Jenny voulut en vain protester de son innocence, sa voix se perdit au milieu de l’orage. Elle fit donc son paquet, qui tint aisément dans quelques feuilles de papier gris, puis ayant reçu le peu de gages qu’on lui devoit, elle retourna dans sa famille.

Le maître d’école et sa femme passèrent le reste de cette journée d’une manière assez désagréable ; mais dans l’intervalle du soir au matin, le mari trouva moyen d’apaiser un peu le courroux de sa moitié, qui daigna enfin recevoir ses excuses.
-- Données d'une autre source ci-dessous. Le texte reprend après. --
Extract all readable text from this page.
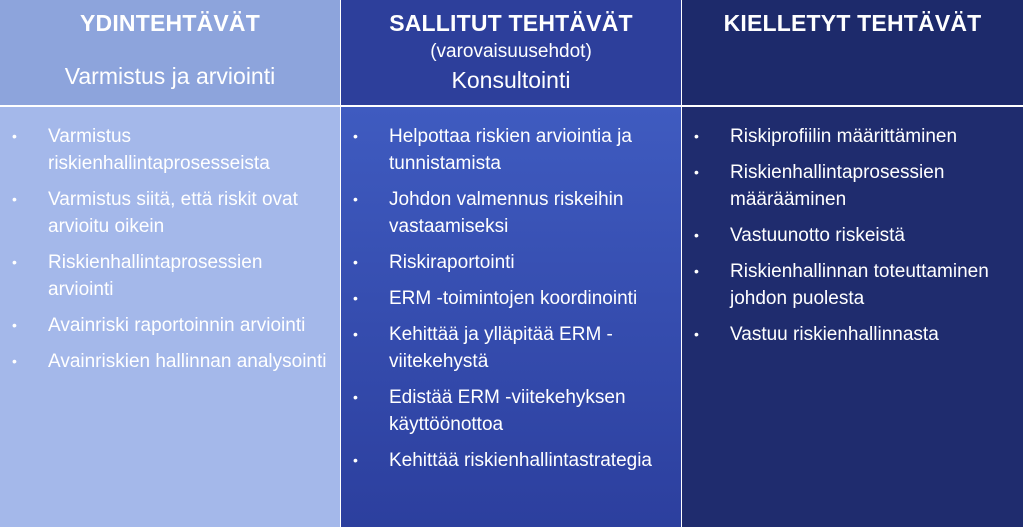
YDINTEHTÄVÄT
Varmistus ja arviointi
SALLITUT TEHTÄVÄT
(varovaisuusehdot)
Konsultointi
KIELLETYT TEHTÄVÄT
• Varmistus riskienhallintaprosesseista
• Varmistus siitä, että riskit ovat arvioitu oikein
• Riskienhallintaprosessien arviointi
• Avainriski raportoinnin arviointi
• Avainriskien hallinnan analysointi
• Helpottaa riskien arviointia ja tunnistamista
• Johdon valmennus riskeihin vastaamiseksi
• Riskiraportointi
• ERM -toimintojen koordinointi
• Kehittää ja ylläpitää ERM -viitekehystä
• Edistää ERM -viitekehyksen käyttöönottoa
• Kehittää riskienhallintastrategia
• Riskiprofiilin määrittäminen
• Riskienhallintaprosessien määrääminen
• Vastuunotto riskeistä
• Riskienhallinnan toteuttaminen johdon puolesta
• Vastuu riskienhallinnasta
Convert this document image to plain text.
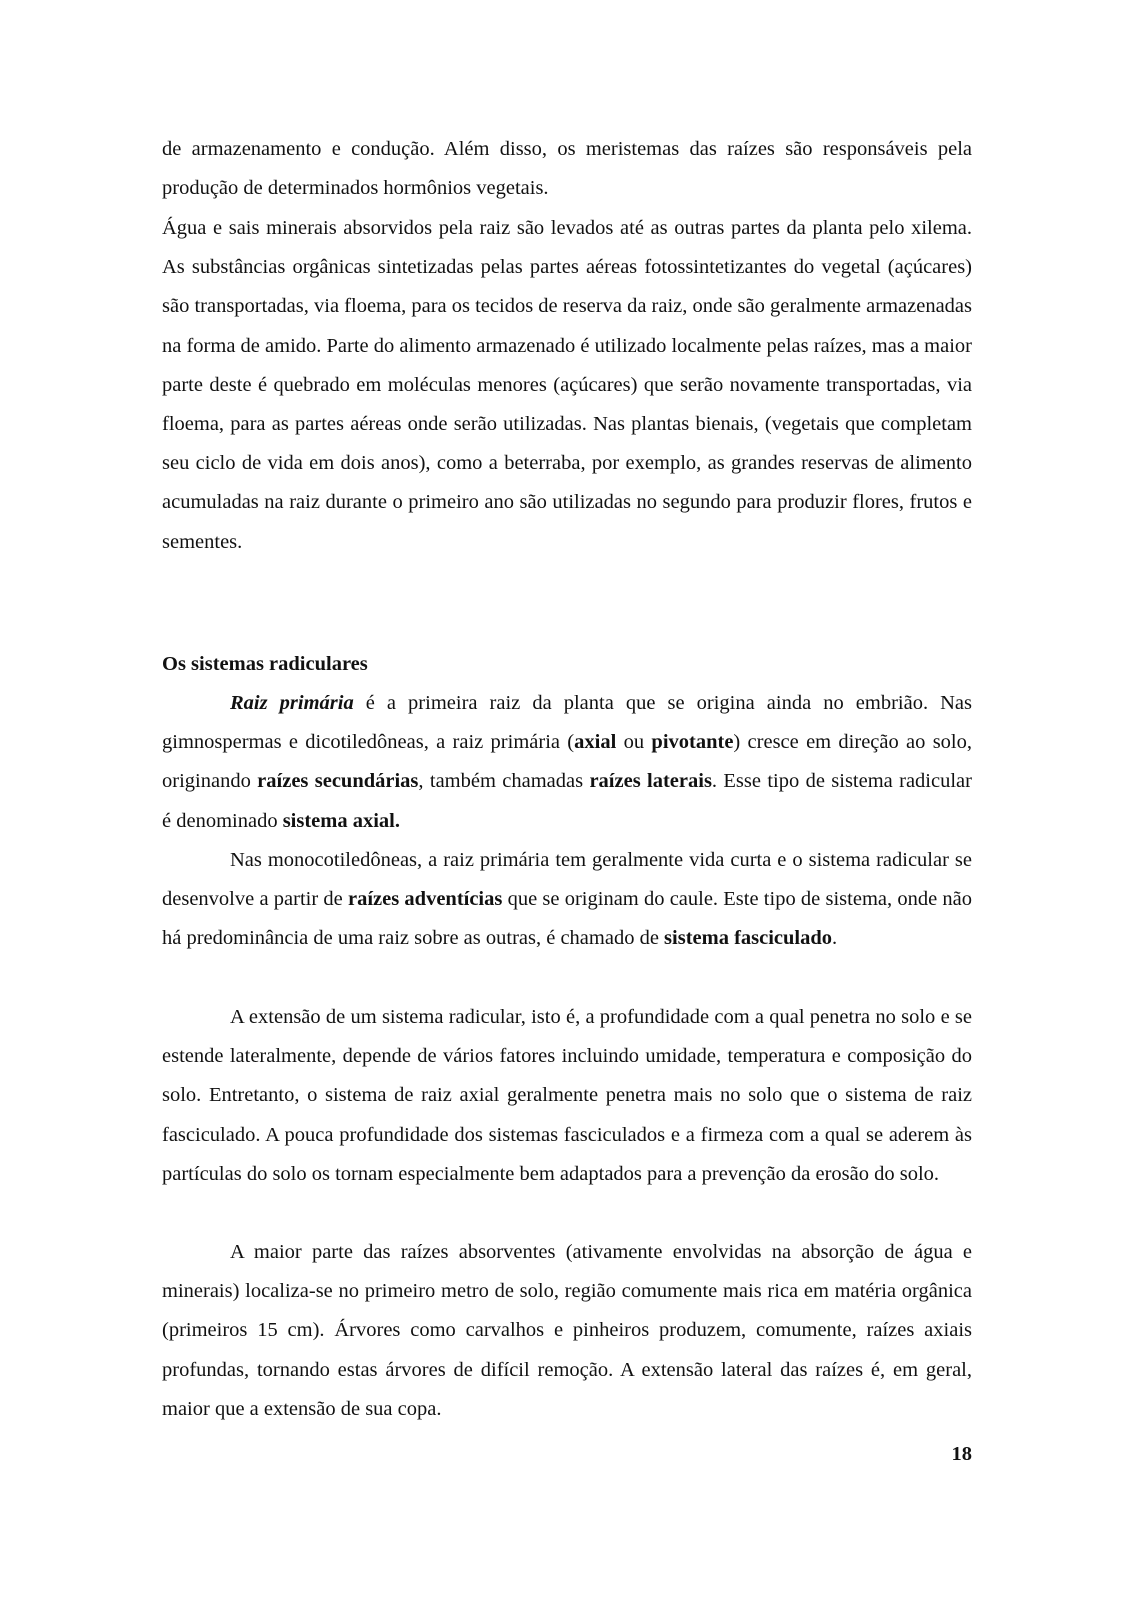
de armazenamento e condução. Além disso, os meristemas das raízes são responsáveis pela produção de determinados hormônios vegetais.

Água e sais minerais absorvidos pela raiz são levados até as outras partes da planta pelo xilema. As substâncias orgânicas sintetizadas pelas partes aéreas fotossintetizantes do vegetal (açúcares) são transportadas, via floema, para os tecidos de reserva da raiz, onde são geralmente armazenadas na forma de amido. Parte do alimento armazenado é utilizado localmente pelas raízes, mas a maior parte deste é quebrado em moléculas menores (açúcares) que serão novamente transportadas, via floema, para as partes aéreas onde serão utilizadas. Nas plantas bienais, (vegetais que completam seu ciclo de vida em dois anos), como a beterraba, por exemplo, as grandes reservas de alimento acumuladas na raiz durante o primeiro ano são utilizadas no segundo para produzir flores, frutos e sementes.

Os sistemas radiculares

Raiz primária é a primeira raiz da planta que se origina ainda no embrião. Nas gimnospermas e dicotiledôneas, a raiz primária (axial ou pivotante) cresce em direção ao solo, originando raízes secundárias, também chamadas raízes laterais. Esse tipo de sistema radicular é denominado sistema axial.

Nas monocotiledôneas, a raiz primária tem geralmente vida curta e o sistema radicular se desenvolve a partir de raízes adventícias que se originam do caule. Este tipo de sistema, onde não há predominância de uma raiz sobre as outras, é chamado de sistema fasciculado.

A extensão de um sistema radicular, isto é, a profundidade com a qual penetra no solo e se estende lateralmente, depende de vários fatores incluindo umidade, temperatura e composição do solo. Entretanto, o sistema de raiz axial geralmente penetra mais no solo que o sistema de raiz fasciculado. A pouca profundidade dos sistemas fasciculados e a firmeza com a qual se aderem às partículas do solo os tornam especialmente bem adaptados para a prevenção da erosão do solo.

A maior parte das raízes absorventes (ativamente envolvidas na absorção de água e minerais) localiza-se no primeiro metro de solo, região comumente mais rica em matéria orgânica (primeiros 15 cm). Árvores como carvalhos e pinheiros produzem, comumente, raízes axiais profundas, tornando estas árvores de difícil remoção. A extensão lateral das raízes é, em geral, maior que a extensão de sua copa.

18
Elle y ajouta foi d’autant plus volontiers, que Partridge, au lieu de chercher à retenir Jenny, parut fort aise de son départ. Il lui reprochoit d’employer la plus grande partie de son temps à la lecture, et de prendre peu de soin du ménage ; il se plaignoit encore de ce qu’elle étoit devenue entêtée et impertinente. La vérité est que Jenny avoit avec son maître de fréquentes disputes sur des questions de grammaire, qu’elle entendoit beaucoup mieux que lui. Partridge n’en vouloit pas convenir ; il traitoit sa résistance d’opiniâtreté, et commençoit à se sentir pour elle une assez forte aversion.